My conclusion is that amidst this sea of opinions, we need the critics with credentials more than ever. I like to read, and so personally prefer an article with substance full of grey, over a black and white star rating. But the star ratings can be fun, like icing on a cake. We must all just take it for what it is…not the holy grail, but some info, a possible lead, or merely some entertainment..
When it comes to entertainment, Beware
Before getting so caught up in criticism as sport though, we mustn’t forget about the real effects it has in real people’s lives.
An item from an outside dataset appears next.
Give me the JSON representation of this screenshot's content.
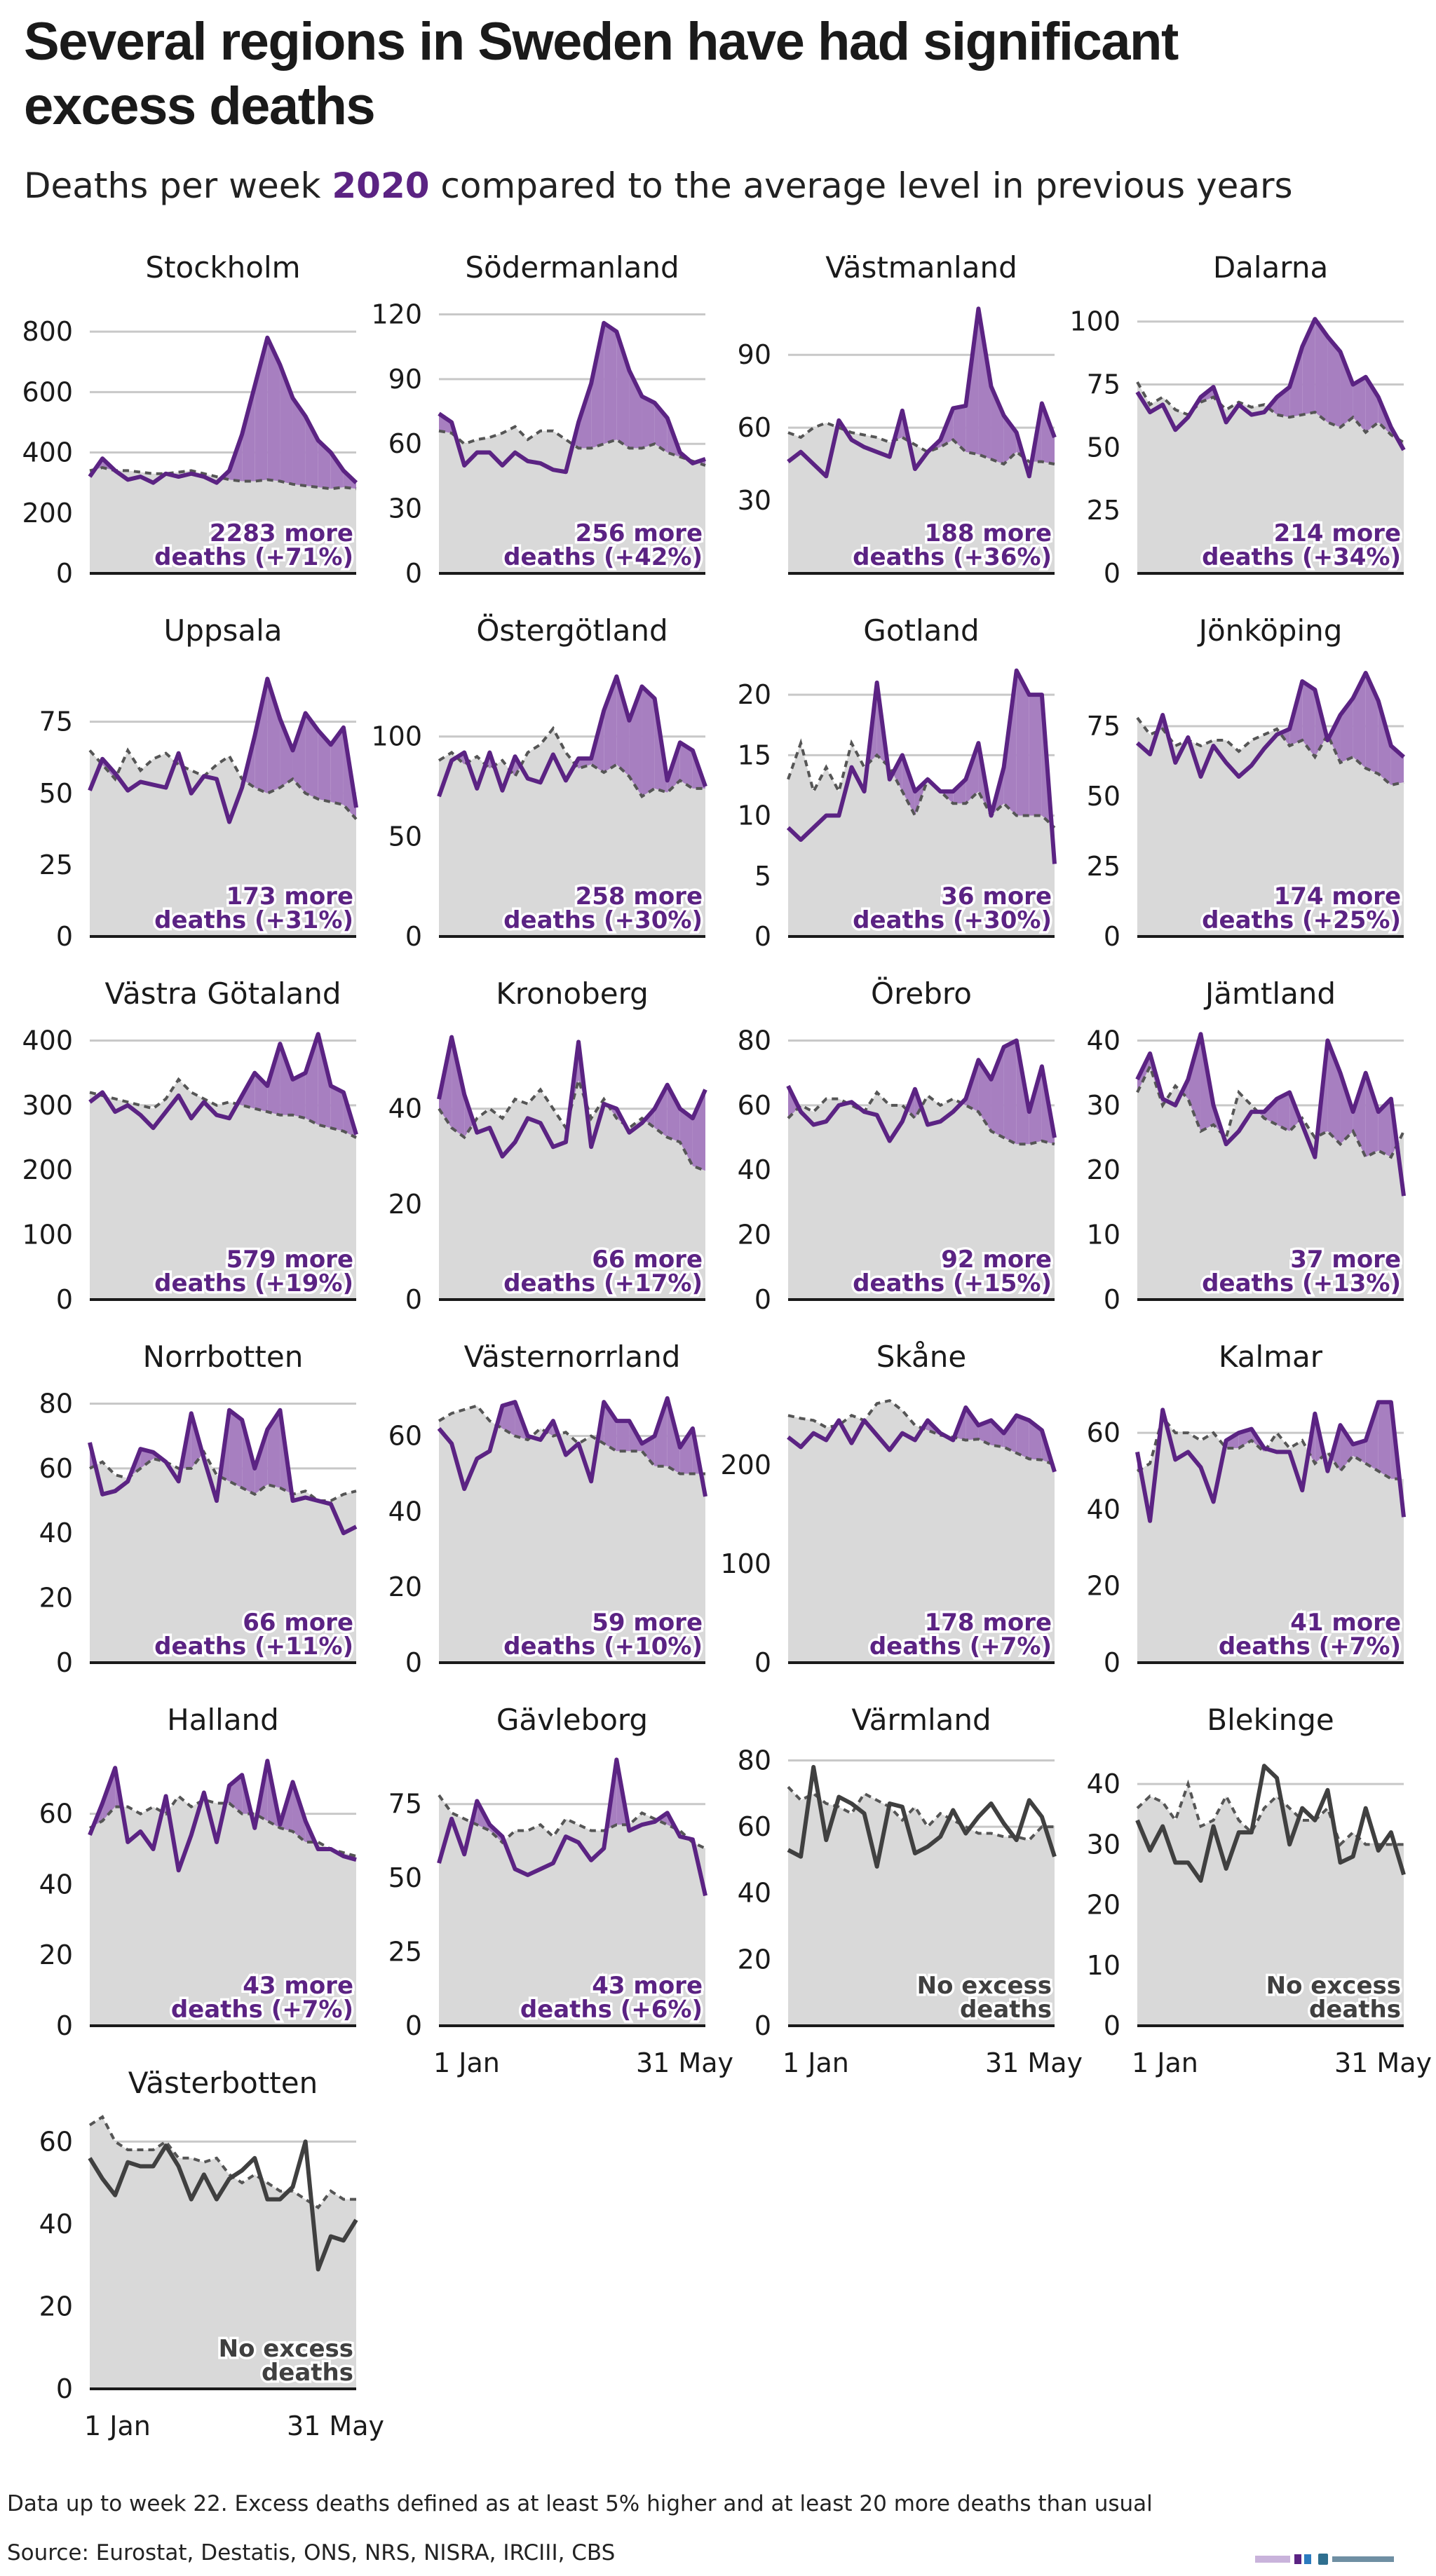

A restaurant is someone’s business, their livelihood, years of blood, sweat and tears, and home to a family of employees and regular customers… A wine is the same thing, usually decades of hard work, investment, patience and love, with troops of earnest faces behind. A bad review necessarily hurts all of these people.
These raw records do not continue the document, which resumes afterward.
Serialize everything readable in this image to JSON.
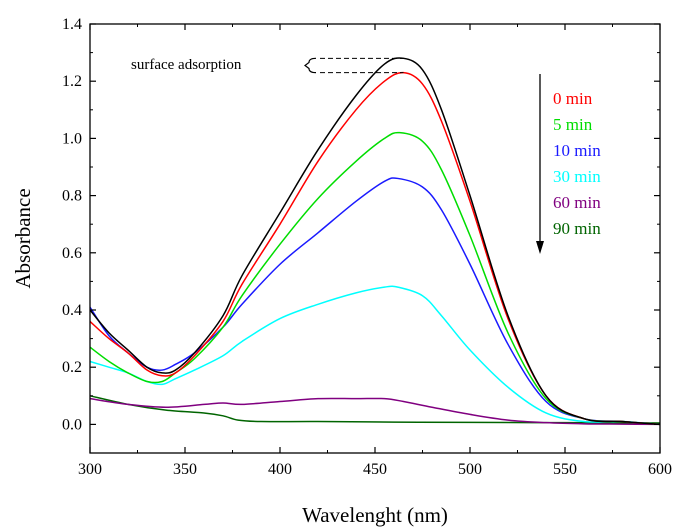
{
  "chart_data": {
    "type": "line",
    "xlabel": "Wavelenght (nm)",
    "ylabel": "Absorbance",
    "xlim": [
      300,
      600
    ],
    "ylim": [
      -0.1,
      1.4
    ],
    "xticks": [
      300,
      350,
      400,
      450,
      500,
      550,
      600
    ],
    "yticks": [
      0.0,
      0.2,
      0.4,
      0.6,
      0.8,
      1.0,
      1.2,
      1.4
    ],
    "ytick_labels": [
      "0.0",
      "0.2",
      "0.4",
      "0.6",
      "0.8",
      "1.0",
      "1.2",
      "1.4"
    ],
    "grid": false,
    "legend_position": "top-right",
    "annotation": "surface adsorption",
    "series": [
      {
        "color": "#000000",
        "x": [
          300,
          310,
          320,
          330,
          338,
          345,
          355,
          370,
          380,
          400,
          420,
          440,
          455,
          465,
          475,
          485,
          500,
          520,
          540,
          560,
          580,
          600
        ],
        "y": [
          0.4,
          0.32,
          0.26,
          0.2,
          0.18,
          0.19,
          0.25,
          0.38,
          0.52,
          0.74,
          0.96,
          1.15,
          1.26,
          1.28,
          1.24,
          1.1,
          0.8,
          0.38,
          0.1,
          0.02,
          0.01,
          0.0
        ]
      },
      {
        "name": "0 min",
        "color": "#ff0000",
        "x": [
          300,
          310,
          320,
          330,
          338,
          345,
          355,
          370,
          380,
          400,
          420,
          440,
          455,
          465,
          475,
          485,
          500,
          520,
          540,
          560,
          580,
          600
        ],
        "y": [
          0.36,
          0.3,
          0.25,
          0.19,
          0.17,
          0.18,
          0.24,
          0.36,
          0.49,
          0.7,
          0.92,
          1.1,
          1.2,
          1.23,
          1.19,
          1.06,
          0.78,
          0.37,
          0.1,
          0.02,
          0.01,
          0.0
        ]
      },
      {
        "name": "5 min",
        "color": "#00dd00",
        "x": [
          300,
          310,
          320,
          330,
          338,
          345,
          355,
          370,
          380,
          400,
          420,
          440,
          455,
          463,
          475,
          485,
          500,
          520,
          540,
          560,
          580,
          600
        ],
        "y": [
          0.27,
          0.22,
          0.18,
          0.15,
          0.15,
          0.18,
          0.23,
          0.34,
          0.45,
          0.63,
          0.79,
          0.92,
          1.0,
          1.02,
          0.99,
          0.89,
          0.66,
          0.32,
          0.09,
          0.02,
          0.01,
          0.0
        ]
      },
      {
        "name": "10 min",
        "color": "#1a1aff",
        "x": [
          300,
          310,
          320,
          330,
          338,
          345,
          355,
          370,
          380,
          400,
          420,
          440,
          455,
          462,
          475,
          485,
          500,
          520,
          540,
          560,
          580,
          600
        ],
        "y": [
          0.41,
          0.31,
          0.25,
          0.2,
          0.19,
          0.21,
          0.25,
          0.34,
          0.42,
          0.56,
          0.67,
          0.78,
          0.85,
          0.86,
          0.83,
          0.75,
          0.56,
          0.28,
          0.08,
          0.02,
          0.01,
          0.0
        ]
      },
      {
        "name": "30 min",
        "color": "#00ffff",
        "x": [
          300,
          310,
          320,
          330,
          338,
          345,
          355,
          370,
          380,
          400,
          420,
          440,
          455,
          462,
          475,
          485,
          500,
          520,
          540,
          560,
          580,
          600
        ],
        "y": [
          0.22,
          0.2,
          0.18,
          0.15,
          0.14,
          0.16,
          0.19,
          0.24,
          0.29,
          0.37,
          0.42,
          0.46,
          0.48,
          0.48,
          0.45,
          0.38,
          0.26,
          0.13,
          0.04,
          0.01,
          0.01,
          0.0
        ]
      },
      {
        "name": "60 min",
        "color": "#800080",
        "x": [
          300,
          320,
          340,
          360,
          370,
          380,
          400,
          420,
          440,
          455,
          465,
          480,
          500,
          520,
          540,
          560,
          580,
          600
        ],
        "y": [
          0.09,
          0.07,
          0.06,
          0.07,
          0.075,
          0.07,
          0.08,
          0.09,
          0.09,
          0.09,
          0.08,
          0.06,
          0.035,
          0.015,
          0.006,
          0.002,
          0.001,
          0.0
        ]
      },
      {
        "name": "90 min",
        "color": "#006400",
        "x": [
          300,
          320,
          340,
          360,
          370,
          378,
          390,
          420,
          460,
          500,
          550,
          600
        ],
        "y": [
          0.1,
          0.07,
          0.05,
          0.04,
          0.03,
          0.015,
          0.01,
          0.01,
          0.008,
          0.007,
          0.006,
          0.005
        ]
      }
    ]
  }
}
On the flip side, any artist, producer or chef has to answer for what he/she puts out there. They must be thick-skinned, able to take some criticism, and accept that ‘you can’t please everyone’. To survive, they must stay focused on their art, their product, their customers, and not what too many outsiders think. Criticism is a part of doing business and making art.
Too much influence, the uniformity of taste
Besides some potentially hard feelings, the danger of any critic or guide gaining too much influence is that it can start to alter the art, the kind of wine being made or the food being cooked. A trend towards uniformity in taste is never a good thing because not only does it mean a loss of diversity on the landscape of taste, it often results in a ‘dumbing down’ to the lowest common denominator and a lower quality product overall. Big business lobbies and marketing strategies are surely guiltier of this, but a variety of independent critics can balance this effect, in a sense protecting us, all the while challenging the purveyors of our pleasure to perform their best.
The critic, our friend
Critics often claim that they are working for the average diner or customer, that they are a defender of the public, guiding the innocent to sure hits, and away from bad meals and rip-offs. But, really, the only establishments I don’t mind seeing criticized are the frauds, those out to make a dime by fooling people, those who deal in poor quality and charge far too much. I’m all for the outing of a hoax, but cheer far louder at the celebration of an underdog. And in fact, nothing does either like a no star or a full star rating. As long as there is something to back it up, a real person you can know and trust.
Sometimes though, we must agree to disagree, and take it all with a grain of salt.